At the Beyond 2010 event, it was great listening to Kate Sahota from Warwickshire Council explain what Open Data is using a popular film, and then tell of how it has helped

·         Efficiency because more minds on an issue make for an easier workload for the authorities, the people can mash and reuse the data to solve problems of their own;

·         Transparency, because people are less tempted to pilfer when specifics of their actions are available for public scrutiny;

·         Accuracy and data quality because everyone becomes a moderator for what is put up.

All she said just re-enforced what David Miller, the Mayor of Toronto said, still on the benefits of Open data, “when you open up data there’s no limit to what people can do. It engages the imagination of citizens in building the city”.
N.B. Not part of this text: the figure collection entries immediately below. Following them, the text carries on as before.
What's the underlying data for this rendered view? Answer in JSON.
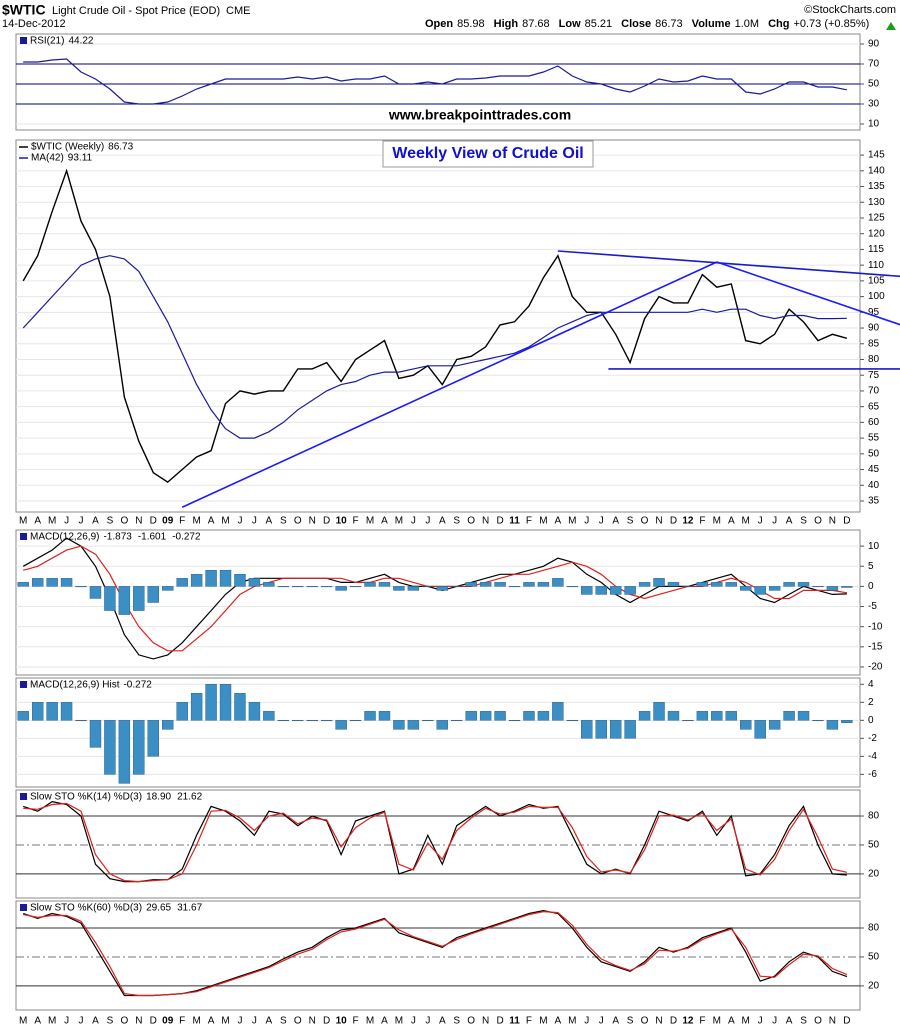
{
  "header": {
    "symbol": "$WTIC",
    "description": "Light Crude Oil - Spot Price (EOD)",
    "exchange": "CME",
    "date": "14-Dec-2012",
    "credit": "©StockCharts.com",
    "quote": [
      {
        "label": "Open",
        "value": "85.98"
      },
      {
        "label": "High",
        "value": "87.68"
      },
      {
        "label": "Low",
        "value": "85.21"
      },
      {
        "label": "Close",
        "value": "86.73"
      },
      {
        "label": "Volume",
        "value": "1.0M"
      },
      {
        "label": "Chg",
        "value": "+0.73 (+0.85%)"
      }
    ]
  },
  "chart_data": [
    {
      "type": "line",
      "label": "RSI(21)",
      "ylim": [
        4,
        100
      ],
      "yticks": [
        10,
        30,
        50,
        70,
        90
      ],
      "grid": true,
      "levels": [
        {
          "value": 30,
          "color": "#000080"
        },
        {
          "value": 50,
          "color": "#000080"
        },
        {
          "value": 70,
          "color": "#000080"
        }
      ],
      "series": [
        {
          "color": "#1a1a9c",
          "last_label": "44.22",
          "values": [
            72,
            72,
            74,
            75,
            62,
            55,
            45,
            32,
            30,
            30,
            32,
            38,
            45,
            50,
            55,
            55,
            55,
            55,
            55,
            57,
            55,
            57,
            53,
            55,
            55,
            58,
            50,
            50,
            52,
            50,
            55,
            55,
            56,
            58,
            58,
            58,
            62,
            68,
            58,
            52,
            50,
            45,
            42,
            48,
            55,
            52,
            53,
            58,
            55,
            55,
            42,
            40,
            45,
            52,
            52,
            47,
            47,
            44.22
          ]
        }
      ]
    },
    {
      "type": "line",
      "ylim": [
        31.5,
        149.8
      ],
      "yticks": [
        35,
        40,
        45,
        50,
        55,
        60,
        65,
        70,
        75,
        80,
        85,
        90,
        95,
        100,
        105,
        110,
        115,
        120,
        125,
        130,
        135,
        140,
        145
      ],
      "grid": true,
      "categories": [
        "M",
        "A",
        "M",
        "J",
        "J",
        "A",
        "S",
        "O",
        "N",
        "D",
        "09",
        "F",
        "M",
        "A",
        "M",
        "J",
        "J",
        "A",
        "S",
        "O",
        "N",
        "D",
        "10",
        "F",
        "M",
        "A",
        "M",
        "J",
        "J",
        "A",
        "S",
        "O",
        "N",
        "D",
        "11",
        "F",
        "M",
        "A",
        "M",
        "J",
        "J",
        "A",
        "S",
        "O",
        "N",
        "D",
        "12",
        "F",
        "M",
        "A",
        "M",
        "J",
        "J",
        "A",
        "S",
        "O",
        "N",
        "D"
      ],
      "series": [
        {
          "name": "$WTIC (Weekly)",
          "color": "#000000",
          "last_label": "86.73",
          "values": [
            105,
            113,
            127,
            140,
            124,
            115,
            100,
            68,
            54,
            44,
            41,
            45,
            49,
            51,
            66,
            70,
            69,
            70,
            70,
            77,
            77,
            79,
            73,
            80,
            83,
            86,
            74,
            75,
            78,
            72,
            80,
            81,
            84,
            91,
            92,
            97,
            106,
            113,
            100,
            95,
            95,
            88,
            79,
            93,
            100,
            98,
            98,
            107,
            103,
            104,
            86,
            85,
            88,
            96,
            92,
            86,
            88,
            86.73
          ]
        },
        {
          "name": "MA(42)",
          "color": "#1a1a9c",
          "last_label": "93.11",
          "values": [
            90,
            95,
            100,
            105,
            110,
            112,
            113,
            112,
            108,
            100,
            92,
            82,
            72,
            64,
            58,
            55,
            55,
            57,
            60,
            64,
            67,
            70,
            72,
            73,
            75,
            76,
            76,
            77,
            78,
            78,
            78,
            79,
            80,
            81,
            82,
            84,
            87,
            90,
            92,
            94,
            95,
            95,
            95,
            95,
            95,
            95,
            95,
            96,
            95,
            96,
            96,
            94,
            93,
            94,
            94,
            93,
            93,
            93.11
          ]
        }
      ],
      "trendlines": [
        {
          "x": [
            11,
            48
          ],
          "y": [
            33,
            111
          ],
          "color": "#1a1aff"
        },
        {
          "x": [
            37,
            62
          ],
          "y": [
            114.5,
            106
          ],
          "color": "#1a1acc"
        },
        {
          "x": [
            48,
            62
          ],
          "y": [
            111,
            89
          ],
          "color": "#1a1aff"
        },
        {
          "x": [
            40.5,
            62
          ],
          "y": [
            77,
            77
          ],
          "color": "#1a1acc"
        }
      ],
      "annotations": [
        "www.breakpointtrades.com",
        "Weekly View of Crude Oil"
      ]
    },
    {
      "type": "line",
      "label": "MACD(12,26,9)",
      "ylim": [
        -22,
        14
      ],
      "yticks": [
        -20,
        -15,
        -10,
        -5,
        0,
        5,
        10
      ],
      "grid": true,
      "series": [
        {
          "color": "#000000",
          "last_label": "-1.873",
          "values": [
            5,
            7,
            9,
            12,
            10,
            5,
            -3,
            -12,
            -17,
            -18,
            -17,
            -14,
            -10,
            -6,
            -2,
            1,
            2,
            2,
            2,
            2,
            2,
            2,
            1,
            1,
            2,
            3,
            1,
            0,
            0,
            -1,
            0,
            1,
            2,
            3,
            3,
            4,
            5,
            7,
            6,
            3,
            1,
            -2,
            -4,
            -2,
            0,
            0,
            0,
            1,
            2,
            3,
            0,
            -3,
            -4,
            -2,
            0,
            -1,
            -2,
            -1.873
          ]
        },
        {
          "color": "#e0201c",
          "last_label": "-1.601",
          "values": [
            4,
            5,
            7,
            9,
            10,
            8,
            3,
            -4,
            -10,
            -14,
            -16,
            -16,
            -13,
            -10,
            -6,
            -2,
            0,
            1,
            2,
            2,
            2,
            2,
            2,
            1,
            1,
            2,
            2,
            1,
            0,
            0,
            0,
            0,
            1,
            2,
            3,
            3,
            4,
            5,
            6,
            5,
            3,
            0,
            -2,
            -3,
            -2,
            -1,
            0,
            0,
            1,
            2,
            1,
            -1,
            -3,
            -3,
            -1,
            -1,
            -1,
            -1.601
          ]
        },
        {
          "kind": "bar",
          "color": "#3b8fc4",
          "last_label": "-0.272",
          "values": [
            1,
            2,
            2,
            2,
            0,
            -3,
            -6,
            -7,
            -6,
            -4,
            -1,
            2,
            3,
            4,
            4,
            3,
            2,
            1,
            0,
            0,
            0,
            0,
            -1,
            0,
            1,
            1,
            -1,
            -1,
            0,
            -1,
            0,
            1,
            1,
            1,
            0,
            1,
            1,
            2,
            0,
            -2,
            -2,
            -2,
            -2,
            1,
            2,
            1,
            0,
            1,
            1,
            1,
            -1,
            -2,
            -1,
            1,
            1,
            0,
            -1,
            -0.272
          ]
        }
      ]
    },
    {
      "type": "bar",
      "label": "MACD(12,26,9) Hist",
      "ylim": [
        -7.4,
        4.7
      ],
      "yticks": [
        -6,
        -4,
        -2,
        0,
        2,
        4
      ],
      "grid": true,
      "series": [
        {
          "kind": "bar",
          "color": "#3b8fc4",
          "last_label": "-0.272",
          "values": [
            1,
            2,
            2,
            2,
            0,
            -3,
            -6,
            -7,
            -6,
            -4,
            -1,
            2,
            3,
            4,
            4,
            3,
            2,
            1,
            0,
            0,
            0,
            0,
            -1,
            0,
            1,
            1,
            -1,
            -1,
            0,
            -1,
            0,
            1,
            1,
            1,
            0,
            1,
            1,
            2,
            0,
            -2,
            -2,
            -2,
            -2,
            1,
            2,
            1,
            0,
            1,
            1,
            1,
            -1,
            -2,
            -1,
            1,
            1,
            0,
            -1,
            -0.272
          ]
        }
      ]
    },
    {
      "type": "line",
      "label": "Slow STO %K(14) %D(3)",
      "ylim": [
        -5,
        107
      ],
      "yticks": [
        20,
        50,
        80
      ],
      "grid": false,
      "levels": [
        {
          "value": 20,
          "color": "#333333"
        },
        {
          "value": 50,
          "color": "#777777",
          "style": "dashdot"
        },
        {
          "value": 80,
          "color": "#333333"
        }
      ],
      "series": [
        {
          "color": "#000000",
          "last_label": "18.90",
          "values": [
            90,
            85,
            95,
            92,
            80,
            30,
            15,
            12,
            12,
            14,
            14,
            25,
            60,
            90,
            85,
            75,
            60,
            85,
            82,
            70,
            80,
            75,
            40,
            75,
            80,
            85,
            20,
            25,
            60,
            30,
            70,
            80,
            90,
            80,
            85,
            92,
            88,
            90,
            60,
            30,
            20,
            25,
            20,
            50,
            85,
            80,
            75,
            85,
            60,
            80,
            18,
            20,
            40,
            70,
            90,
            50,
            20,
            18.9
          ]
        },
        {
          "color": "#e0201c",
          "last_label": "21.62",
          "values": [
            88,
            87,
            92,
            93,
            85,
            40,
            20,
            13,
            12,
            13,
            14,
            20,
            50,
            85,
            86,
            78,
            65,
            80,
            83,
            72,
            78,
            76,
            48,
            68,
            78,
            84,
            30,
            24,
            52,
            35,
            65,
            78,
            88,
            82,
            84,
            90,
            89,
            89,
            68,
            38,
            22,
            24,
            21,
            45,
            80,
            81,
            76,
            83,
            65,
            77,
            25,
            19,
            35,
            65,
            87,
            58,
            25,
            21.62
          ]
        }
      ]
    },
    {
      "type": "line",
      "label": "Slow STO %K(60) %D(3)",
      "ylim": [
        -5,
        108
      ],
      "yticks": [
        20,
        50,
        80
      ],
      "grid": false,
      "levels": [
        {
          "value": 20,
          "color": "#333333"
        },
        {
          "value": 50,
          "color": "#777777",
          "style": "dashdot"
        },
        {
          "value": 80,
          "color": "#333333"
        }
      ],
      "series": [
        {
          "color": "#000000",
          "last_label": "29.65",
          "values": [
            95,
            90,
            95,
            92,
            85,
            60,
            35,
            10,
            10,
            10,
            11,
            12,
            15,
            20,
            25,
            30,
            35,
            40,
            48,
            55,
            60,
            70,
            78,
            80,
            85,
            90,
            75,
            70,
            65,
            60,
            70,
            75,
            80,
            85,
            90,
            95,
            98,
            95,
            80,
            60,
            45,
            40,
            35,
            45,
            60,
            55,
            60,
            70,
            75,
            80,
            55,
            25,
            30,
            45,
            55,
            50,
            35,
            29.65
          ]
        },
        {
          "color": "#e0201c",
          "last_label": "31.67",
          "values": [
            94,
            91,
            93,
            93,
            87,
            65,
            40,
            12,
            10,
            10,
            11,
            12,
            14,
            19,
            24,
            29,
            34,
            39,
            46,
            53,
            58,
            68,
            76,
            79,
            84,
            89,
            78,
            71,
            66,
            61,
            68,
            74,
            79,
            84,
            89,
            94,
            97,
            96,
            83,
            63,
            48,
            41,
            36,
            43,
            57,
            56,
            59,
            68,
            74,
            79,
            60,
            30,
            29,
            42,
            53,
            51,
            38,
            31.67
          ]
        }
      ]
    }
  ]
}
Even scholars are realizing the need for Open Access to their work (yay), and quoting Dr. Arianna Betti , a researcher in the field of history of logic, “Right now, we still must choose between Open Access and prestige. Let’s keep our copyright. Let’s put our publications online available in repositories……The future is Open Access”. She was speaking at the Open Access Week, now in its fourth year.

As with every other bright looking idea, there are challenges and obstacles to Open Data, first of which is digital exclusion; whether because of the lack of infrastructure or because the people are not just interested in using computers. Open Data also raises questions like how much of public data should the government release, how high is the risk of inaccurate information (which is worse than no information at all); Kate Sahota said something about councils worrying about how they can make money off the data they release, and then there’s the Ordnance Survey (which I still can’t wrap my head around)!
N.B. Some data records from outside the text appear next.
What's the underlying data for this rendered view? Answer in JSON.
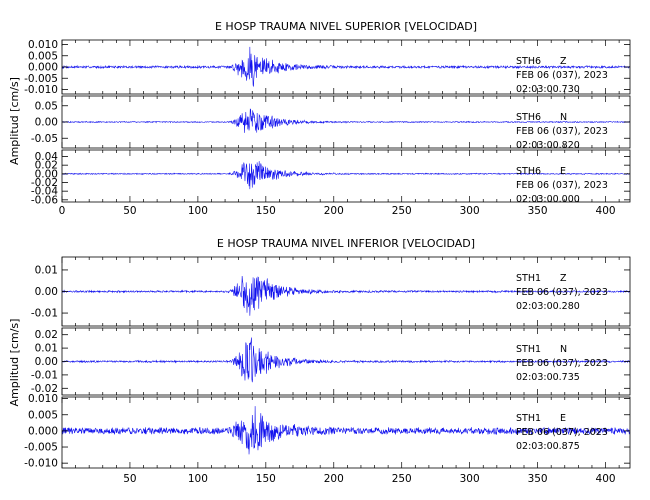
{
  "chart_data": [
    {
      "type": "line",
      "title": "E HOSP TRAUMA NIVEL SUPERIOR [VELOCIDAD]",
      "ylabel": "Amplitud [cm/s]",
      "xlabel": "",
      "xlim": [
        0,
        418
      ],
      "x_ticks": [
        "0",
        "50",
        "100",
        "150",
        "200",
        "250",
        "300",
        "350",
        "400"
      ],
      "onset_s": 122,
      "peak_s": 138,
      "series_color": "#1010ee",
      "traces": [
        {
          "station": "STH6",
          "component": "Z",
          "date": "FEB 06 (037), 2023",
          "time": "02:03:00.730",
          "ylim": [
            -0.012,
            0.012
          ],
          "y_ticks": [
            "0.010",
            "0.005",
            "0.000",
            "-0.005",
            "-0.010"
          ],
          "peak_amplitude": 0.011,
          "noise_amplitude": 0.0006
        },
        {
          "station": "STH6",
          "component": "N",
          "date": "FEB 06 (037), 2023",
          "time": "02:03:00.820",
          "ylim": [
            -0.08,
            0.08
          ],
          "y_ticks": [
            "0.05",
            "0.00",
            "-0.05"
          ],
          "peak_amplitude": 0.06,
          "noise_amplitude": 0.002
        },
        {
          "station": "STH6",
          "component": "E",
          "date": "FEB 06 (037), 2023",
          "time": "02:03:00.000",
          "ylim": [
            -0.065,
            0.055
          ],
          "y_ticks": [
            "0.04",
            "0.02",
            "0.00",
            "-0.02",
            "-0.04",
            "-0.06"
          ],
          "peak_amplitude": 0.05,
          "noise_amplitude": 0.0015
        }
      ]
    },
    {
      "type": "line",
      "title": "E HOSP TRAUMA NIVEL INFERIOR [VELOCIDAD]",
      "ylabel": "Amplitud [cm/s]",
      "xlabel": "",
      "xlim": [
        0,
        418
      ],
      "x_ticks": [
        "50",
        "100",
        "150",
        "200",
        "250",
        "300",
        "350",
        "400"
      ],
      "onset_s": 122,
      "peak_s": 138,
      "series_color": "#1010ee",
      "traces": [
        {
          "station": "STH1",
          "component": "Z",
          "date": "FEB 06 (037), 2023",
          "time": "02:03:00.280",
          "ylim": [
            -0.016,
            0.016
          ],
          "y_ticks": [
            "0.01",
            "0.00",
            "-0.01"
          ],
          "peak_amplitude": 0.015,
          "noise_amplitude": 0.0005
        },
        {
          "station": "STH1",
          "component": "N",
          "date": "FEB 06 (037), 2023",
          "time": "02:03:00.735",
          "ylim": [
            -0.025,
            0.025
          ],
          "y_ticks": [
            "0.02",
            "0.01",
            "0.00",
            "-0.01",
            "-0.02"
          ],
          "peak_amplitude": 0.022,
          "noise_amplitude": 0.0008
        },
        {
          "station": "STH1",
          "component": "E",
          "date": "FEB 06 (037), 2023",
          "time": "02:03:00.875",
          "ylim": [
            -0.0115,
            0.0105
          ],
          "y_ticks": [
            "0.010",
            "0.005",
            "0.000",
            "-0.005",
            "-0.010"
          ],
          "peak_amplitude": 0.0105,
          "noise_amplitude": 0.0012
        }
      ]
    }
  ]
}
Adding credence to Warwickshire’s concerns about selling their data, Charles Leadbeater said, “……..That culture of sharing also makes the web difficult for governments to control and hard for corporations to make money from”.

FutureGov  asked officials in South Korea, Singapore, the UK and the Netherlands whether they feel that the benefits of open government data outweigh the costs, their responses are here

It’s very exciting for me, this Open Data thing; makes me feel like developing countries without regular internet (or with more pressing problems than digital inclusion) have a looooooong, long way to go in becoming intelligent, in saving some money (in these days of recession), in empowering their citizens to make informed decisions for themselves, and in truth, and in not being excluded from the rest of the world.
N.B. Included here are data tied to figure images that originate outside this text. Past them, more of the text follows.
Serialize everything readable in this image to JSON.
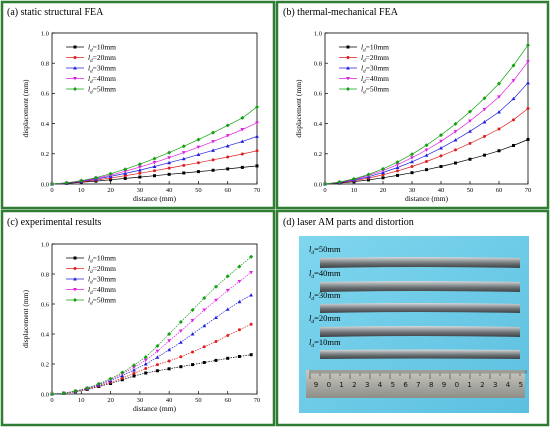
{
  "colors": {
    "border": "#2e7d32",
    "series": [
      "#000000",
      "#e02020",
      "#2020e0",
      "#e020e0",
      "#10a010"
    ]
  },
  "legend_entries": [
    {
      "label": "l",
      "sub": "d",
      "value": "=10mm"
    },
    {
      "label": "l",
      "sub": "d",
      "value": "=20mm"
    },
    {
      "label": "l",
      "sub": "d",
      "value": "=30mm"
    },
    {
      "label": "l",
      "sub": "d",
      "value": "=40mm"
    },
    {
      "label": "l",
      "sub": "d",
      "value": "=50mm"
    }
  ],
  "chart_data": [
    {
      "type": "line",
      "title": "(a) static structural FEA",
      "xlabel": "distance (mm)",
      "ylabel": "displacement (mm)",
      "xlim": [
        0,
        70
      ],
      "ylim": [
        0,
        1.0
      ],
      "xticks": [
        0,
        10,
        20,
        30,
        40,
        50,
        60,
        70
      ],
      "yticks": [
        0.0,
        0.2,
        0.4,
        0.6,
        0.8,
        1.0
      ],
      "xtick_labels": [
        "0",
        "10",
        "20",
        "30",
        "40",
        "50",
        "60",
        "70"
      ],
      "ytick_labels": [
        "0.0",
        "0.2",
        "0.4",
        "0.6",
        "0.8",
        "1.0"
      ],
      "legend": "top-left",
      "grid": false,
      "x": [
        0,
        5,
        10,
        15,
        20,
        25,
        30,
        35,
        40,
        45,
        50,
        55,
        60,
        65,
        70
      ],
      "series": [
        {
          "values": [
            0,
            0.004,
            0.011,
            0.019,
            0.028,
            0.037,
            0.046,
            0.055,
            0.064,
            0.073,
            0.082,
            0.091,
            0.1,
            0.11,
            0.12
          ]
        },
        {
          "values": [
            0,
            0.005,
            0.014,
            0.026,
            0.04,
            0.055,
            0.071,
            0.088,
            0.105,
            0.123,
            0.141,
            0.16,
            0.179,
            0.199,
            0.22
          ]
        },
        {
          "values": [
            0,
            0.006,
            0.017,
            0.032,
            0.05,
            0.07,
            0.092,
            0.116,
            0.141,
            0.167,
            0.195,
            0.223,
            0.252,
            0.282,
            0.315
          ]
        },
        {
          "values": [
            0,
            0.007,
            0.02,
            0.037,
            0.059,
            0.084,
            0.112,
            0.142,
            0.174,
            0.208,
            0.244,
            0.281,
            0.32,
            0.361,
            0.405
          ]
        },
        {
          "values": [
            0,
            0.008,
            0.022,
            0.042,
            0.068,
            0.098,
            0.131,
            0.168,
            0.208,
            0.25,
            0.294,
            0.34,
            0.388,
            0.438,
            0.51
          ]
        }
      ]
    },
    {
      "type": "line",
      "title": "(b) thermal-mechanical FEA",
      "xlabel": "distance (mm)",
      "ylabel": "displacement (mm)",
      "xlim": [
        0,
        70
      ],
      "ylim": [
        0,
        1.0
      ],
      "xticks": [
        0,
        10,
        20,
        30,
        40,
        50,
        60,
        70
      ],
      "yticks": [
        0.0,
        0.2,
        0.4,
        0.6,
        0.8,
        1.0
      ],
      "xtick_labels": [
        "0",
        "10",
        "20",
        "30",
        "40",
        "50",
        "60",
        "70"
      ],
      "ytick_labels": [
        "0.0",
        "0.2",
        "0.4",
        "0.6",
        "0.8",
        "1.0"
      ],
      "legend": "top-left",
      "grid": false,
      "x": [
        0,
        5,
        10,
        15,
        20,
        25,
        30,
        35,
        40,
        45,
        50,
        55,
        60,
        65,
        70
      ],
      "series": [
        {
          "values": [
            0,
            0.006,
            0.015,
            0.027,
            0.041,
            0.057,
            0.075,
            0.095,
            0.116,
            0.139,
            0.164,
            0.191,
            0.22,
            0.255,
            0.295
          ]
        },
        {
          "values": [
            0,
            0.008,
            0.021,
            0.039,
            0.061,
            0.087,
            0.116,
            0.149,
            0.186,
            0.226,
            0.269,
            0.315,
            0.364,
            0.425,
            0.5
          ]
        },
        {
          "values": [
            0,
            0.01,
            0.026,
            0.048,
            0.076,
            0.109,
            0.147,
            0.19,
            0.238,
            0.291,
            0.349,
            0.411,
            0.477,
            0.565,
            0.67
          ]
        },
        {
          "values": [
            0,
            0.011,
            0.03,
            0.056,
            0.089,
            0.128,
            0.174,
            0.225,
            0.283,
            0.347,
            0.417,
            0.494,
            0.577,
            0.685,
            0.81
          ]
        },
        {
          "values": [
            0,
            0.013,
            0.034,
            0.063,
            0.1,
            0.145,
            0.197,
            0.257,
            0.324,
            0.398,
            0.479,
            0.568,
            0.665,
            0.785,
            0.92
          ]
        }
      ]
    },
    {
      "type": "line",
      "title": "(c) experimental results",
      "xlabel": "distance (mm)",
      "ylabel": "displacement (mm)",
      "xlim": [
        0,
        70
      ],
      "ylim": [
        0,
        1.0
      ],
      "xticks": [
        0,
        10,
        20,
        30,
        40,
        50,
        60,
        70
      ],
      "yticks": [
        0.0,
        0.2,
        0.4,
        0.6,
        0.8,
        1.0
      ],
      "xtick_labels": [
        "0",
        "10",
        "20",
        "30",
        "40",
        "50",
        "60",
        "70"
      ],
      "ytick_labels": [
        "0.0",
        "0.2",
        "0.4",
        "0.6",
        "0.8",
        "1.0"
      ],
      "legend": "top-left",
      "grid": false,
      "x": [
        0,
        4,
        8,
        12,
        16,
        20,
        24,
        28,
        32,
        36,
        40,
        44,
        48,
        52,
        56,
        60,
        64,
        68
      ],
      "series": [
        {
          "values": [
            0,
            0.005,
            0.015,
            0.03,
            0.05,
            0.07,
            0.095,
            0.12,
            0.14,
            0.155,
            0.168,
            0.182,
            0.196,
            0.21,
            0.224,
            0.238,
            0.25,
            0.262
          ]
        },
        {
          "values": [
            0,
            0.005,
            0.016,
            0.032,
            0.054,
            0.078,
            0.106,
            0.138,
            0.17,
            0.196,
            0.22,
            0.248,
            0.28,
            0.315,
            0.35,
            0.39,
            0.428,
            0.465
          ]
        },
        {
          "values": [
            0,
            0.006,
            0.018,
            0.036,
            0.06,
            0.088,
            0.122,
            0.16,
            0.2,
            0.245,
            0.295,
            0.345,
            0.4,
            0.455,
            0.51,
            0.565,
            0.615,
            0.66
          ]
        },
        {
          "values": [
            0,
            0.006,
            0.019,
            0.038,
            0.064,
            0.096,
            0.134,
            0.178,
            0.225,
            0.285,
            0.355,
            0.42,
            0.49,
            0.56,
            0.625,
            0.69,
            0.75,
            0.81
          ]
        },
        {
          "values": [
            0,
            0.006,
            0.02,
            0.04,
            0.068,
            0.102,
            0.143,
            0.192,
            0.246,
            0.32,
            0.4,
            0.48,
            0.56,
            0.64,
            0.715,
            0.785,
            0.85,
            0.915
          ]
        }
      ]
    }
  ],
  "photo_panel": {
    "title": "(d) laser AM parts and distortion",
    "labels": [
      {
        "label": "l",
        "sub": "d",
        "value": "=50mm"
      },
      {
        "label": "l",
        "sub": "d",
        "value": "=40mm"
      },
      {
        "label": "l",
        "sub": "d",
        "value": "=30mm"
      },
      {
        "label": "l",
        "sub": "d",
        "value": "=20mm"
      },
      {
        "label": "l",
        "sub": "d",
        "value": "=10mm"
      }
    ],
    "ruler_numbers": [
      "9",
      "0",
      "1",
      "2",
      "3",
      "4",
      "5",
      "6",
      "7",
      "8",
      "9",
      "0",
      "1",
      "2",
      "3",
      "4",
      "5"
    ]
  }
}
I’m thinking of Nigeria and saying, “if only we knew……..”



P: S – please don’t forget I’m still receiving comments and suggestions on the Two Books a Month (TBAM) project. It’s just a click away Thank you!!!

  1. Sylva says:

    Don’t we all ask that question and wonder at how far the rest of the world has gone while we still grapple with meeting the basic needs of life. while they worry about CCTV nosing into their privacy, we here endure kilometers of trekking under the sun because the streets of Abuja have none and gbomo Jomo (or is it his wanna be alias now) had issued a bomb threat. They argue about open assess when here we still carry placards asking for freedom of information bill.

    If only……


  2. myne Whitman says:

    We do have a long way to go. But personally, i can do without so much intrusion into my privacy.


  3. I agree with Myne.

    I hardly come in contact with the CCTV and I try to imagine how apprehensive one could be, fully aware that one’s life is being recorded in bits wherever one goes. When we get there in Nigeria, I guess we’ll just have to figure out how to deal with it…


    • I agree with Myne, and with you too, too much of everything is bad. I however think that if the appropriate infrastructure were put in place, CCTV could help curb crime, especially if people knew that the cameras were functional and the police had the manpower and intelligence to handle images captured.


  4. jimmy says:

    makes me want to drink alchoholic beverages


    • Why? Alcoholic beverages don’t keep you warm now, or do they? Either ways, and at the risk of sounding preachy, they are unhealthy and my personal favorite, are tantamount to burning a candle (in this scenario you), from both ends.